Am I able to sustain a long distance relationship? It does seems hard. Most probably we may see each other for once a month only. Due to the advance of technology, I may text her whenever I want, and she may does the same thing. However, it feels so far away and quite unreal.

What we like is totally different but this is not an issue. Could we really hold on in this way for a long time? If there is someone who treats her nice and the guy may always be with her, is it better that I advise her to be with him? Yes, I am thinking too much again but really cannot avoid it because the fact is I have lost my confidence to love someone again.

For other things, whatever you sow, you might most probably get it back. Ridiculously, love is a totally strange thing. It is out of our mind and full of all sorts of uncertainties. One thing I'm sure about it, if I let her know my mental condition just like the way I told the other 2 ladies before her, for sure she'll leave me or most probably we will be friends as normal.
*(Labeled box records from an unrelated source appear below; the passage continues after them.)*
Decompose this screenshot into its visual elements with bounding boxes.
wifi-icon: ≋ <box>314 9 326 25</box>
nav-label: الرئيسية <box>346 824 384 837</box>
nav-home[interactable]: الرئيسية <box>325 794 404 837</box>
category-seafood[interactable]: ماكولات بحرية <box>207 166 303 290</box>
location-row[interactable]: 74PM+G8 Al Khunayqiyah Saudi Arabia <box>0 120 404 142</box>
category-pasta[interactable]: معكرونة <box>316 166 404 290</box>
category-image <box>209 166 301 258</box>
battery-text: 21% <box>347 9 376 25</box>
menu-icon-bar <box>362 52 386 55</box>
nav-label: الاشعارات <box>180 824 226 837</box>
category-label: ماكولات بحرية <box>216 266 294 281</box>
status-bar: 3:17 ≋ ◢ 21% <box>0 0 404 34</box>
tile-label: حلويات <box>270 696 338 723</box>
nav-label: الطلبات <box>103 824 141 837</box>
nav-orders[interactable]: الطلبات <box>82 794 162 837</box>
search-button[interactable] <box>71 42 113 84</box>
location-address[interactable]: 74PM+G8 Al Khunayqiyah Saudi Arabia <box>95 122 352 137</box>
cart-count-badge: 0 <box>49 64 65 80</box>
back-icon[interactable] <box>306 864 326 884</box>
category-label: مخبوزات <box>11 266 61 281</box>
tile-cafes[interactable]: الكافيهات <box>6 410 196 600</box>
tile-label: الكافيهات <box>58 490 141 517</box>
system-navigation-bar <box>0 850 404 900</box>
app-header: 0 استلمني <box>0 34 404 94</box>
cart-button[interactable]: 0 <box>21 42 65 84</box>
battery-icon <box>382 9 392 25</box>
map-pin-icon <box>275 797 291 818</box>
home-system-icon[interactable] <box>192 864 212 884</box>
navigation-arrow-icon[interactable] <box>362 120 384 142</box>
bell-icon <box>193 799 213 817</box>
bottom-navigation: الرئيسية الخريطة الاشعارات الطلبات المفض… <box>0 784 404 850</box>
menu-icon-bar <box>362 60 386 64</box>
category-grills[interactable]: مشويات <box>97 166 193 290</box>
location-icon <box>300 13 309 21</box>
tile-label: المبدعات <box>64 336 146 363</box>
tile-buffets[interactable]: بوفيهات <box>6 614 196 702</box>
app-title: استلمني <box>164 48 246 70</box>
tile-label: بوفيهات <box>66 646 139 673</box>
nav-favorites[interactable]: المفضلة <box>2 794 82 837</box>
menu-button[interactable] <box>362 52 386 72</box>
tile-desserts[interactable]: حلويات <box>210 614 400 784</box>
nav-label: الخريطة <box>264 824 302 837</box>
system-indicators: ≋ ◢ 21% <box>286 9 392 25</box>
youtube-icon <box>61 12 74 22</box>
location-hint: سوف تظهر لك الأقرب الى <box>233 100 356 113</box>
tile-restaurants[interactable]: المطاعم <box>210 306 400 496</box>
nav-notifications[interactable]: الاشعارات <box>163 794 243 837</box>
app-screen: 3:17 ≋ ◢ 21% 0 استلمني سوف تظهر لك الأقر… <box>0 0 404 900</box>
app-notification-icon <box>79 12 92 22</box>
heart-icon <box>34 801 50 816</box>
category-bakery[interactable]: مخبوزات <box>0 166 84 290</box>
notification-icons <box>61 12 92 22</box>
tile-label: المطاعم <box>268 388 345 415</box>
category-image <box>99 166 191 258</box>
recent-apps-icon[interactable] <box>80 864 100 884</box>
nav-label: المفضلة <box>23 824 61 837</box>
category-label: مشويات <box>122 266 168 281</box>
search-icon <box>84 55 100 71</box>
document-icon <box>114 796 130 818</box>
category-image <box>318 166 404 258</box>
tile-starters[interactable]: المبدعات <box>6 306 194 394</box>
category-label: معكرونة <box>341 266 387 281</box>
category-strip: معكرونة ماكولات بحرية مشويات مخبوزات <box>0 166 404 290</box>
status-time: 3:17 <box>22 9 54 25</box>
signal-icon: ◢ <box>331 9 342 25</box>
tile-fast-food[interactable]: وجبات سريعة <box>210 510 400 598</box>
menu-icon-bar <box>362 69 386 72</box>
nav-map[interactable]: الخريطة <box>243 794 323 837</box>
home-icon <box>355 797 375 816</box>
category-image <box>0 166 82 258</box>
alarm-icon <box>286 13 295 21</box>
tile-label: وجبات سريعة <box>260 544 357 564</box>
One day she'll leave me for someone else because anyone else can be better than I. So sorry about today post, I'm in depression stage since 26th May till now, this time it lasts for such a long time. Patiently waiting for the dark clouds to go away, patiently waiting for the sunshine to shine into my heart again. It's so warm outside but so cold inside.

My passion about studies still burns wildly inside of me. That is why I can hold on to it in perseverance. It's so similar like the meaning of music to Beethoven. When there is absolutely nothing, there is still something to hold on, there is still a meaning to live. My brain cannot work actively now but I still spend some time to study. It is something precious for me to hold on.